Considerazioni sullo show di Rai2 con Gigi e Ross


 Innanzitutto bisogna sottolineare la capacità di innovazione del programma che ha inserito, nello schema già collaudato, alcune novità rispetto al passato. In particolare hanno esordito le parodie di MasterChef, del Grande Fratello, di Uomini e donne. Tra i nuovi “imitati”,  Kekko dei Modà e Mika il giudice della scorsa edizione di X Factor. Ogni personaggio ha una propria funzionalità e contribuisce all’economia dello show che non appare mai slegato, nonostante i vari segmenti abbiano una propria autonomia.

Abbiamo ritrovato personaggi come “il nonno moderno”, Mino Abacuccio il timido del gruppo con il suo peluche Titì, Gino Fastidio il cantautore con la chitarra, Gli Arteteca, il professor Fischietti che traduce il dialetto napoletano in italiano intellegibile al grande pubblico.  E new entry come I sequestratori, ad esempio.

Lo show ha proposto anche la parodia di Michelle Bonev, dai testi però alquanto semplicistici. Poteva essere più incisiva anche la rivisitazione delle sit com degli anni ’60 riviste alla luce dei cambiamenti della società. Tutto sommato, però, il prodotto finale non dispiace.

Tra le parodie meno riuscite, quella di MasterChef con Gigi e Ross nei ruoli di Carlo Cracco e Bruno Barbieri. La Gregoraci e la Trotta fingevano di essere aspiranti Chef. La parodia di Uomini e donne in versione anziani, è apparsa ripetitiva, mentre la rivisitazione del GF ha mostrato molti limiti perchè alquanto approssimata e dai contenuti non certo originali. Conoscendo il guizzo e l’inventiva dei comici, le aspettative erano maggiori.
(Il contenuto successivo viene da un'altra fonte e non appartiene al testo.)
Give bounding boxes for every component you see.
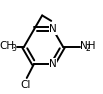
Text: CH: CH	[0, 41, 14, 51]
Text: Cl: Cl	[21, 80, 31, 90]
Text: N: N	[49, 59, 57, 69]
Text: 2: 2	[85, 44, 90, 53]
Text: NH: NH	[80, 41, 96, 51]
Text: 3: 3	[12, 44, 17, 53]
Text: N: N	[49, 24, 57, 34]
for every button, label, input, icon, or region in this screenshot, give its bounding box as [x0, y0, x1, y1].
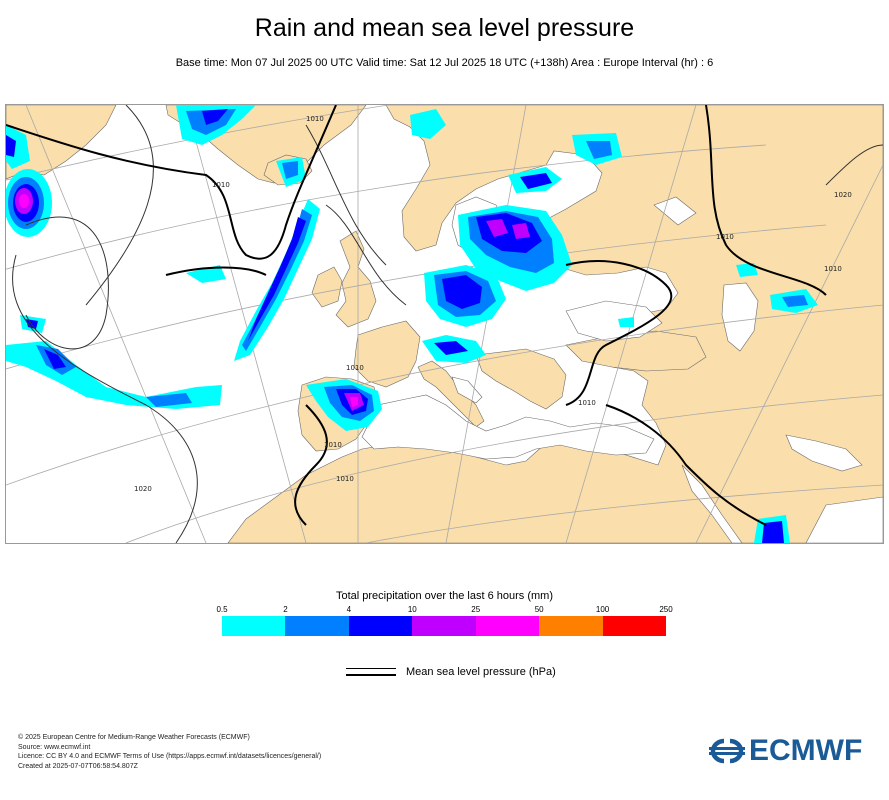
sea-black — [565, 300, 663, 342]
legend-color-segment — [602, 616, 666, 636]
legend-color-segment — [348, 616, 413, 636]
footer-created: Created at 2025-07-07T06:58:54.807Z — [18, 762, 138, 770]
precip-scandinavia — [410, 109, 446, 139]
legend-color-segment — [412, 616, 476, 636]
isobar-label: 1020 — [134, 485, 152, 493]
isobar-label: 1010 — [824, 265, 842, 273]
legend-color-segment — [222, 616, 286, 636]
legend-color-segment — [285, 616, 349, 636]
page-subtitle: Base time: Mon 07 Jul 2025 00 UTC Valid … — [175, 57, 714, 69]
legend-color-segment — [475, 616, 540, 636]
land-france — [353, 320, 421, 388]
precipitation — [6, 105, 818, 543]
isobar-label: 1010 — [306, 115, 324, 123]
legend-tick: 10 — [407, 605, 417, 614]
ecmwf-logo-icon — [709, 738, 745, 764]
legend-tick: 0.5 — [216, 605, 228, 614]
sea-caspian — [721, 282, 759, 352]
isobar-label: 1010 — [324, 441, 342, 449]
isobar-label: 1010 — [212, 181, 230, 189]
sea-red — [681, 464, 743, 543]
legend-colorbar — [222, 616, 666, 636]
legend-tick: 100 — [595, 605, 610, 614]
isobar-label: 1020 — [834, 191, 852, 199]
land-balkans — [475, 348, 567, 410]
legend-ticks: 0.5 2 4 10 25 50 100 250 — [216, 605, 672, 617]
isobar-label: 1010 — [346, 364, 364, 372]
map-svg: 1010 1010 1010 1010 1010 1010 1010 1020 … — [6, 105, 883, 543]
mslp-legend: Mean sea level pressure (hPa) — [346, 664, 556, 680]
legend-tick: 4 — [346, 605, 352, 614]
sea-arabian — [805, 496, 883, 543]
sea-white — [653, 196, 697, 226]
mslp-legend-line — [346, 667, 396, 677]
isobar-labels: 1010 1010 1010 1010 1010 1010 1010 1020 … — [134, 115, 852, 493]
legend-tick: 50 — [534, 605, 544, 614]
sea-adriatic — [451, 376, 483, 404]
map-panel[interactable]: 1010 1010 1010 1010 1010 1010 1010 1020 … — [5, 104, 884, 544]
isobar-label: 1010 — [578, 399, 596, 407]
ecmwf-logo[interactable]: ECMWF — [707, 734, 875, 768]
ecmwf-logo-text: ECMWF — [749, 734, 863, 767]
legend-color-segment — [539, 616, 603, 636]
page-title: Rain and mean sea level pressure — [254, 14, 635, 42]
land-italy — [417, 360, 485, 428]
legend-tick: 250 — [659, 605, 673, 614]
legend-title: Total precipitation over the last 6 hour… — [335, 590, 554, 602]
footer: © 2025 European Centre for Medium-Range … — [18, 733, 321, 771]
footer-licence: Licence: CC BY 4.0 and ECMWF Terms of Us… — [18, 753, 322, 760]
isobar-label: 1010 — [716, 233, 734, 241]
sea-mediterranean — [361, 394, 655, 460]
legend-tick: 2 — [283, 605, 288, 614]
land-great-britain — [335, 230, 377, 328]
land-ireland — [311, 266, 343, 308]
footer-copyright: © 2025 European Centre for Medium-Range … — [18, 734, 250, 741]
legend-tick: 25 — [471, 605, 481, 614]
graticule — [6, 105, 883, 543]
sea-persian-gulf — [785, 434, 863, 472]
mslp-legend-label: Mean sea level pressure (hPa) — [406, 666, 556, 678]
isobars — [6, 105, 883, 543]
footer-source: Source: www.ecmwf.int — [18, 743, 91, 751]
isobar-label: 1010 — [336, 475, 354, 483]
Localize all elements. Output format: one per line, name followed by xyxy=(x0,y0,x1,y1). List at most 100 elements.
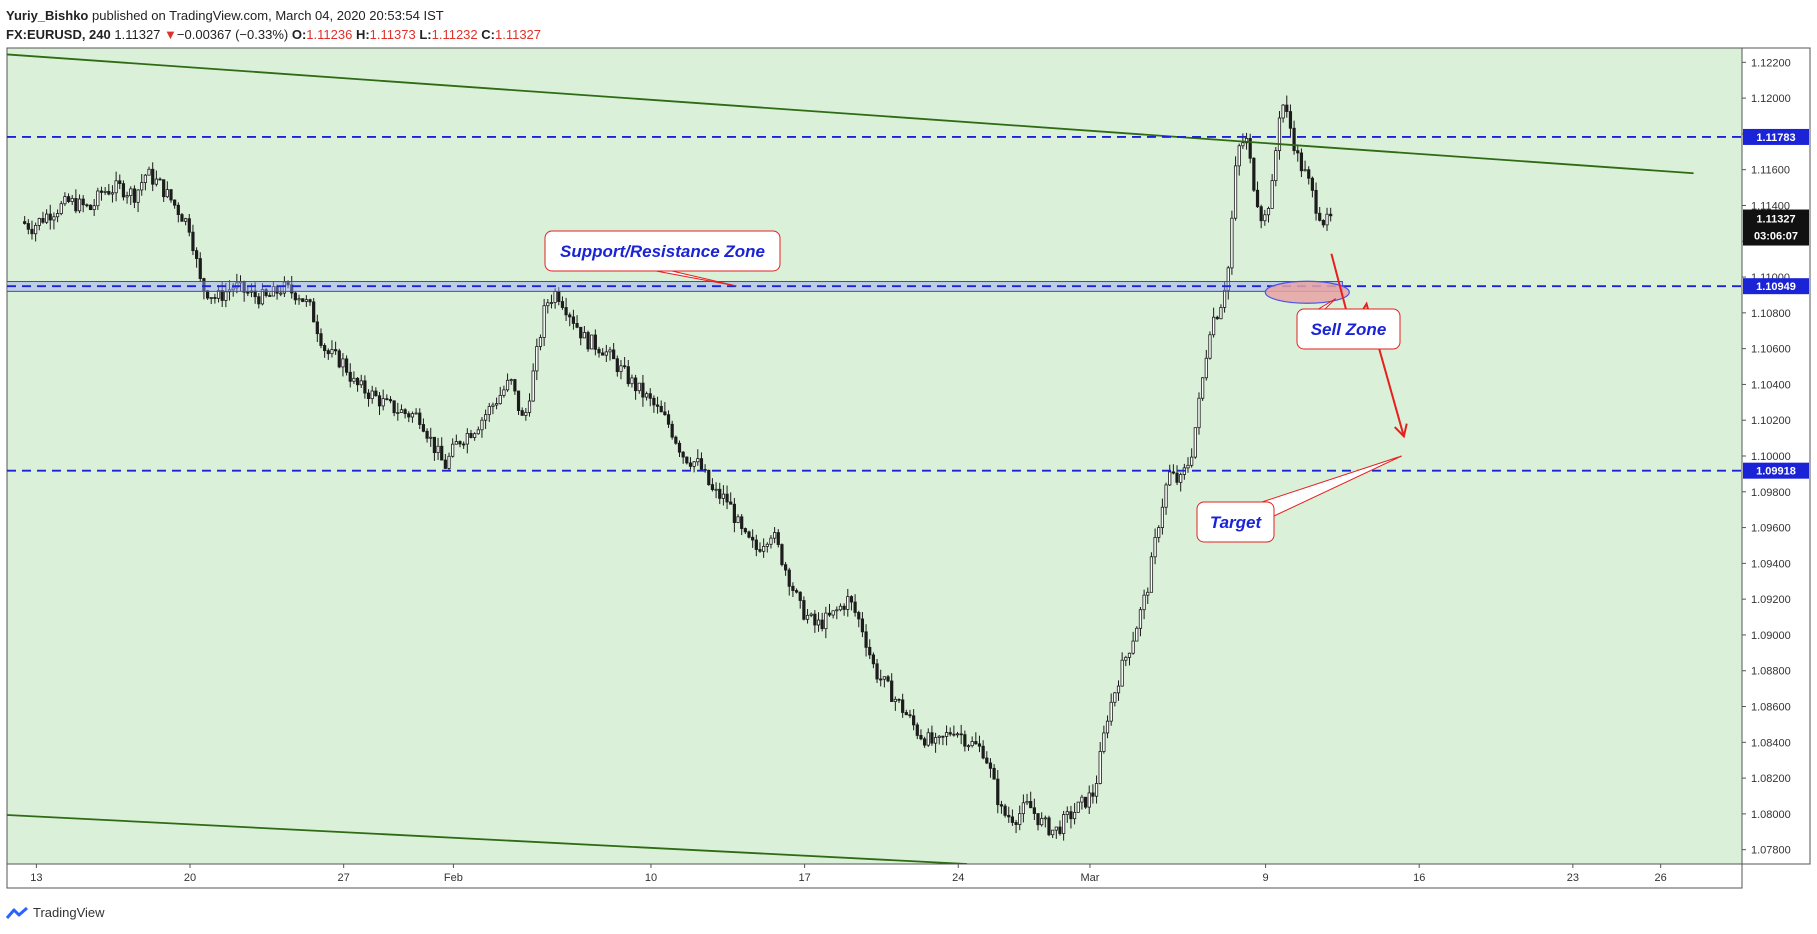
candle xyxy=(293,291,297,305)
candle xyxy=(776,529,780,548)
candle-body xyxy=(714,488,718,491)
candle xyxy=(1263,209,1267,226)
candle-body xyxy=(864,631,868,648)
candle-body xyxy=(66,196,71,202)
candle xyxy=(590,334,594,350)
candle-body xyxy=(685,456,689,464)
candle-body xyxy=(505,379,510,391)
time-axis[interactable] xyxy=(6,863,1743,889)
candle xyxy=(871,652,875,669)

Roberto Giacobbo, primo ospite della nuova edizione, accanto al professor Fischietti leggeva tweet e interveniiva sporadicamente:  Made in Sud gli ha dato la giusta dimensione.

Intanto c’è da notare che Made in Sud è tornato in video, mentre Zelig il contraltare  comico “Made in Nord” quest’anno non ha ancora ripreso il proprio posto nel palinsesto di Canale 5 dopo l’ultima brutta stagione caratterizzata da mancanza di contenuti e di ascolti. Un segnale di vitalità dello show partenopeo che ha reso possibile “sopportare” la presenza (inutile) di Elisabetta Gregoraci impegnata in sforzi terribili per inserirsi nel contesto comico. Ha rispolverato tutta la sua “calabresità” in performance il cui effetto è un incredibile umorismo involontario. Stesse sensazioni quando diventa “wonder woman”.

Abbiamo, inoltre, avuto l’impressione che la brava Fatima Trotta sia riuscita a conquistare più spazio rispetto all’ultima edizione. La sua è una presenza indispensabile e consapevole nello show, contrariamente alla “inconsapevolezza” della sua compagna, divenuta una sorta di “necessario” quarto incomodo.